Remploy, the government quango that finds jobs for people with disabilities, is moving all its applications and services to a cloud computing model hosted by systems integrator 2e2.
It will leave nothing in-house bar a first-contact helpdesk and a handful of IT staff responsible for managing the relationship with the cloud provider.
Under continuing pressure from central government to reduce costs, and having sold off its two datacentres, the organisation is now about three months away from seeing all its applications remodelled as subscription-based or pay-as-you-go, on-demand cloud-based services.
These include enterprise resource planning, supply chain management, case management, back-office and finance applications, serving about 3,000 disabled employees in 34 recruitment offices and 54 factories across the UK.
“We are working through the finer points of how the two organisations will work side by side,” said Remploy IT director Chris Jones.
“All we need to finalise is how the call centre is structured and how helpdesk tickets are handed over.”
Remploy will spend £5m over the lifetime of its five-year contract with 2e2. Jones says keeping services in-house was never an option when the deal was first negotiated last year, not least because the body could not envisage scaling up service provision to handle Remploy’s anticipated expansion with the IT resources it had in place.
“Our strategy is how to facilitate growth. We did not even try to work that [in-house cost] out as we knew we would never get there because what we had in the cupboard was not a scalable model,” said Jones.
“We will downsize [the IT department] but there will be no redundancies – most of the work was done by a range of contractors and the jobs internally have all changed anyway.”
Remploy wants to treble the number of disabled people it supports in employment from an estimated 10,000 this year to 30,000 by 2012/13.
But like other quangos, it has to keep one ear open for a phone call from government ministers looking to trim costs as part of the coalition’s £6bn cuts, with quangos top of the list for the chop.

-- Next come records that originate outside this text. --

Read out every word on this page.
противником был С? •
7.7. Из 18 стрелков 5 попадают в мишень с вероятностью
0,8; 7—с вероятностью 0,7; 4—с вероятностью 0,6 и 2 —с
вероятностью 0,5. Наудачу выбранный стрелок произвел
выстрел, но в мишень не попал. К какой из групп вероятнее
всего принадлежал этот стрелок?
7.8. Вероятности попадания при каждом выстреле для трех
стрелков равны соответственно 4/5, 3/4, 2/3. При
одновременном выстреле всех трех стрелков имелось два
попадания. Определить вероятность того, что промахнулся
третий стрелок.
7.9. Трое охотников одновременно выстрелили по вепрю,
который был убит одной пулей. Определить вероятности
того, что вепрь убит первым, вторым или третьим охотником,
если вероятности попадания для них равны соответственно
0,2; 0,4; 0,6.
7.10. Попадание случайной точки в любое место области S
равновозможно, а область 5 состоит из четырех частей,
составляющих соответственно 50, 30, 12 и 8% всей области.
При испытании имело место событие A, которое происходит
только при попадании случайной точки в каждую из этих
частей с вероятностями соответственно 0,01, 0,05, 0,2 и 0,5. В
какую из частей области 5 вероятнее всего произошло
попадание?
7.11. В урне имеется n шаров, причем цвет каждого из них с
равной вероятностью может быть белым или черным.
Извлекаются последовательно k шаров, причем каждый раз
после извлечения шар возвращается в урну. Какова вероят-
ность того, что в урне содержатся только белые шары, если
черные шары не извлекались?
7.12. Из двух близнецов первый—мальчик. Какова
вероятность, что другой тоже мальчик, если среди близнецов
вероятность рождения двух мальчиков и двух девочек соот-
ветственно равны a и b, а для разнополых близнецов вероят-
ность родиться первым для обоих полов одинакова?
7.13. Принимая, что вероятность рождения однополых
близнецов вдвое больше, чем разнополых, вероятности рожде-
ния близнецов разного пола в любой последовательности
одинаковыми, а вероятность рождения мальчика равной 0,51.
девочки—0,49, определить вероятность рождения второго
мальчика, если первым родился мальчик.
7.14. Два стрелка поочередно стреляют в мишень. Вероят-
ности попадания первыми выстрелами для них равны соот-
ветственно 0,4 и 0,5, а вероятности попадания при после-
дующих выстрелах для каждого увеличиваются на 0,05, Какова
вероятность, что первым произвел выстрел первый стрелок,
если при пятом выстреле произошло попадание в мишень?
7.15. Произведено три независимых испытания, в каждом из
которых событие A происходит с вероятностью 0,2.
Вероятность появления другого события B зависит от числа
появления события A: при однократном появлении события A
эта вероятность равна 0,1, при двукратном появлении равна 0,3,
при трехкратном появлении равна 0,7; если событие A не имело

Announcements so far include the closure of schools technology agency BECTA with the loss of an estimated 330 jobs, and the qualifications and curriculum development agency also axed along with 500 jobs.
So is Jones concerned that Remploy will go the same way, putting an end to all the time and effort invested by staff in streamlining IT provision so far?
“It is always dangerous to say never and foolish to bet too heavily, but we have no expectation that that is going to happen,” said Jones.
“If anything, it will be the opposite because the government wants to leverage anything that helps people get back into work, and Remploy is one of the best ways for disabled people to do that.”
Remploy caused controversy by closing down 29 of its factories in 2007, with others reprieved after pressure from unions and ministers. During the same period its management was heavily criticised for high salaries, bonuses and expensive perks.
The government-owned company was established in 1945 under the 1944 Disabled Persons Employment Act with a remit to provide employment and employment placement services for disabled people.
It runs a recycling business that wipes data off computers, and its factories supply chemical and biological protection suits to the UK police and armed forces, furniture to the education sector and components for automotive manufacturers.
Employment placements are arranged with companies including BT, Asda, Royal Mail, Sainsbury’s, the NHS and Marks & Spencer.